Она помотала головой:
– Нет. Ты тоже?
– Не помню. Но это не важно. Уверен, каждый таксист знает. Еще бы, местная достопримечательность. Найдем… Ладно, давай укладываться. Вставать рано. Самолет, если полетит, то часов в семь, паром отправляется где-то в восемь. Ты на кровати ложись, а я тут, на диване. Только плед возьму и подушку.
Она кивнула. Молча дожевала свой бутер, сполоснула чашку в крохотной раковине, поставила на сушилку. Пошла в спальню, села на край кровати. Он вошел следом, потянул за угол покрывала.
– Дай-ка. И подушку одну брось мне.
Она потянулась за подушкой, но остановилась.
– Не надо на диване. Ложись со мной.
Он посмотрел ей в лицо. Взгляд был долгим и серьезным, даже, пожалуй, изучающим, будто он смотрел на какое-то не вполне понятное, неизвестное насекомое, не зная, чего от него ждать.
– Уверена?
Она кивнула.
– Да? – спросил еще раз.
– Да.
Все так же глядя ей в лицо, он стянул через голову футболку. Протянув руку, щелкнул выключателем. В комнате стало темно.

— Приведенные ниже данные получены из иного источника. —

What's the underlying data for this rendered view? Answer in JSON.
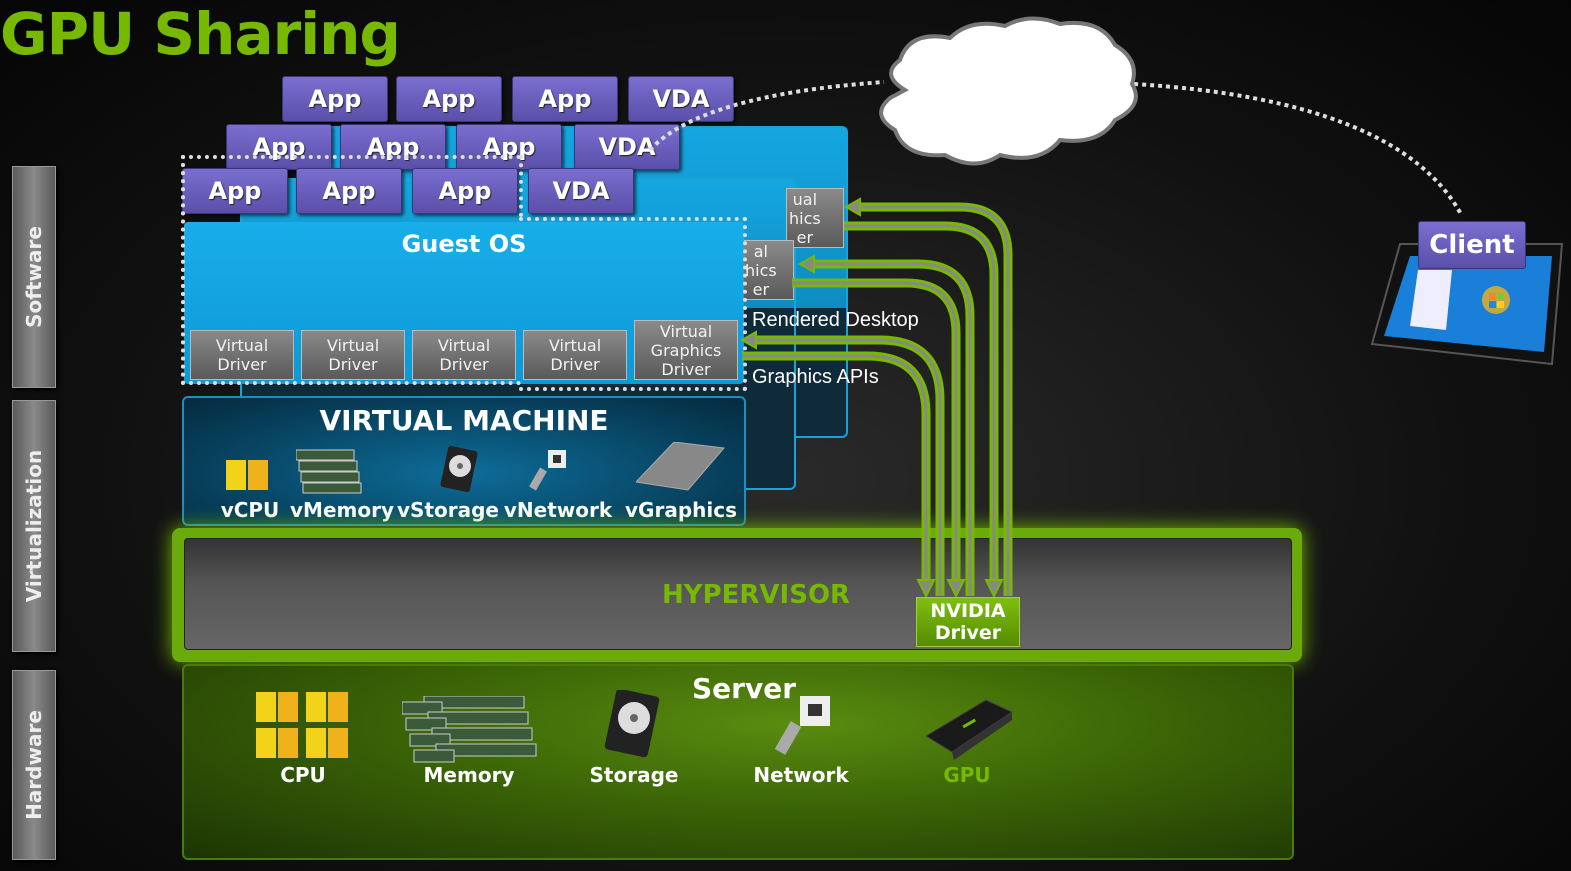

За приоткрытым окном стучал равнодушный дождь, океан рычал и бесился от невозможности развалить скалу, подпирающую крепость и студию, в которой мужские пальцы нежно ласкали женское тело, будто бегали по струнам. И оно, это тело, откликалось, как инструмент, настроенный именно под его руку. И вроде даже было слышно, как напевал тихий голос под аккомпанемент дождя и океана.
Моя женщина —
Моя гитара.
Под себя настроил.
Поешь и плачешь
Под моей рукою.
Дрожь струны.
Чаек летучие сны,
Ветер,
Жасминовый трепет…
Время истекло,
Вытекло.
В темное небо впиталось.
Ты осталась…
Песня…
Руки – гибкие рифмы,
Бедра – рефрен.
Ночью
Поешь во мне.
А потом, когда прозвучал последний стон – тире между возбуждением и покоем, – женщина сказала тихо, словно самой себе:
– Пять лет.
И повторила с хриплым изломом:
– Пять лет у меня не было никого. И ничего не было.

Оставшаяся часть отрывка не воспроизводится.